The most-nominated movies of 2020 include Joker, The Irishman, 1917, and Once Upon a Time in Hollywood, with 41 nominations between them. No women were nominated for acting in any of these films. Because they are men’s stories. The women, as it seems the Academy prefers, are decoration.
Awkwafina, who took home the Best Actress Golden Globe not two weeks ago, was denied a nomination for the Oscars, but perhaps it was a longshot to think that the Academy could see Lulu Wang’s The Farewell as an American story when it doesn’t literally take place in America. A complicated narrative about a first-generation American woman whose family chooses not to tell their grandmother about her terminal cancer diagnosis on the basis of cultural customs? A mob movie is a safer bet. More relatable.
“There were amazing performances this year,” Awkwafina said of the nominations on Tuesday. “They are all warranted as they should have been. But we can’t ignore movies that women helmed, including mine.”
And then, of course, there’s Gerwig, who was left out of the Best Director category, despite the fact that the film she wrote and directed achieved nominations for Best Picture, Best Leading and Supporting Actresses, Best Adapted Screenplay, Best Score, and Best Costume Design — all of which were coordinated by who? Oh yes, Greta.
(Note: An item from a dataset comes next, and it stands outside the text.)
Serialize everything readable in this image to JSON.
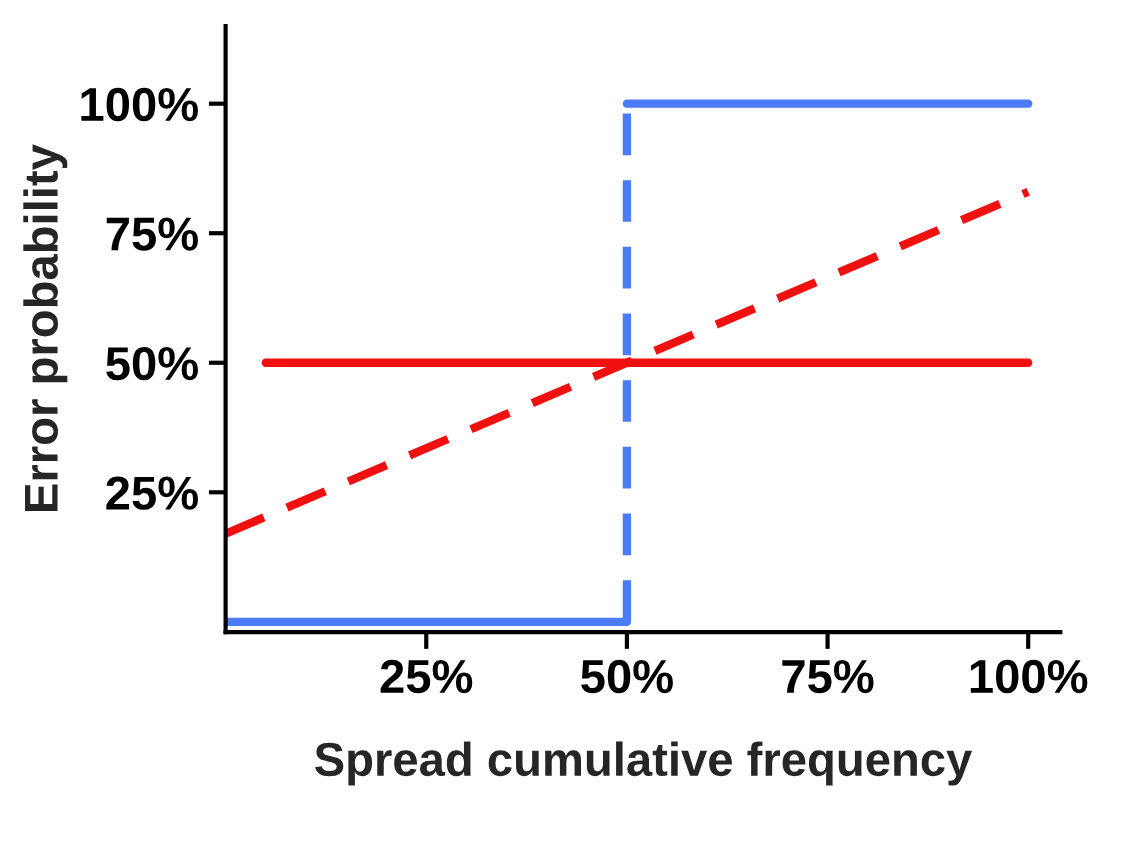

“I feel like if you’ve been nominated for Best Picture, you have essentially been nominated for Best Director,” Saorise Ronan, Little Women’s own Jo March, told Deadline of Greta’s snub. So why leave Greta out? Could it be that maybe men don’t feel comfortable with women in power? Please hold while I dial Elizabeth Warren to find out.
In 2019, the Academy added over 800 members, and touted record numbers of women and people of color, a pointed response to the hashtags that for five years now have called the Academy on its monochrome makeup. But change takes time.
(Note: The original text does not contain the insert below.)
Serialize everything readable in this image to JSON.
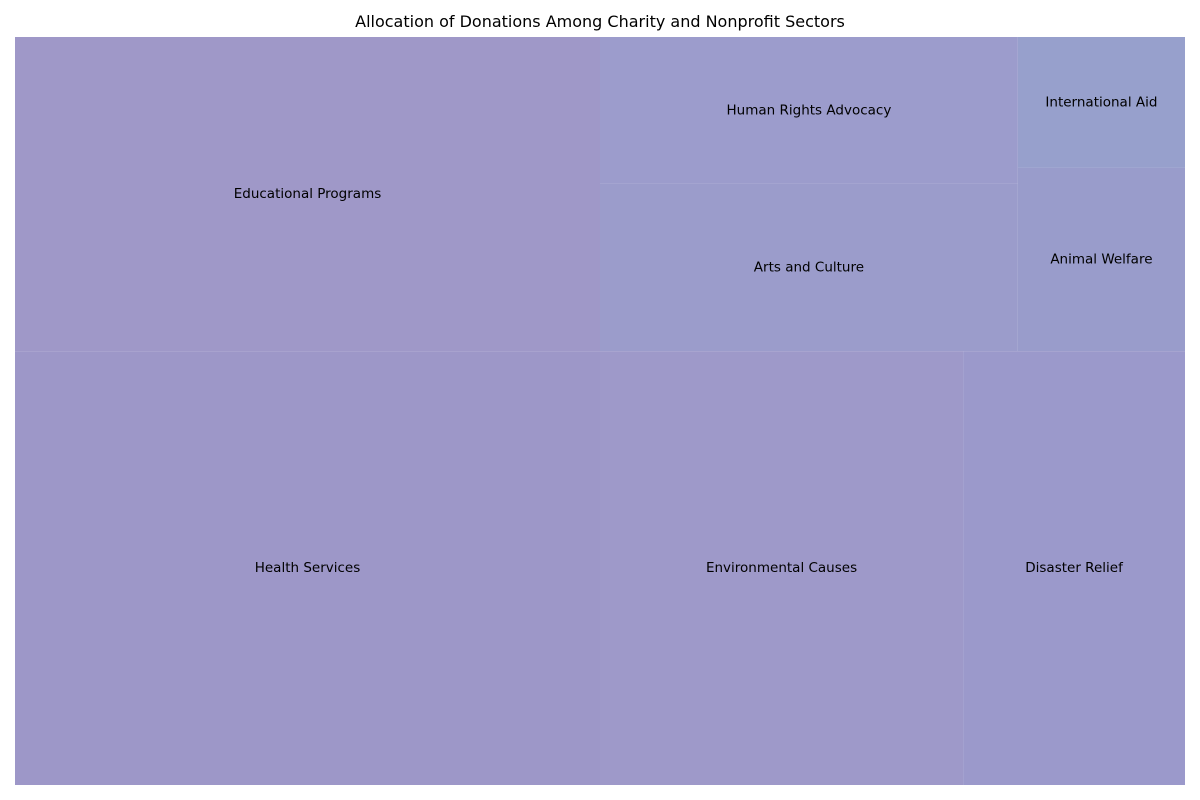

Ultimately, the nominations matter. They matter because they determine what is considered canon, and what we’re all supposed to continue talking about for years after. They matter because men like Stephen King (among many others), believe in the idea that if women weren’t nominated, then maybe their work was inferior. But how can the Academy members (and men, generally) know that to be true, when men aren’t even seeing the films made by women?
According to the LA Times, “many male Academy voters” made the choice not to see Little Women, which means they have little in common with the hundreds of thousands who went to theaters during the film’s opening weekend, where it grossed almost $17 million. If the Academy won’t even go see the film, then how can we expect the Oscar nominations to reflect the accomplishments of women in film?
It’s not all doom and gloom and internal moral conflict about Stephen King, though. The truth is, more films are being made that tell women’s stories and immigrant stories and international stories — and those stories have been succeeding despite a disappointing lack of acknowledgments this awards cycle.
Women have been creating the kind of work that urges audiences to ask uncomfortable questions about ourselves, our morals, our cultural blind spots. If some audiences aren’t comfortable stretching and growing along with the culture being created for us, perhaps it’s time they get left behind rather than the other way around.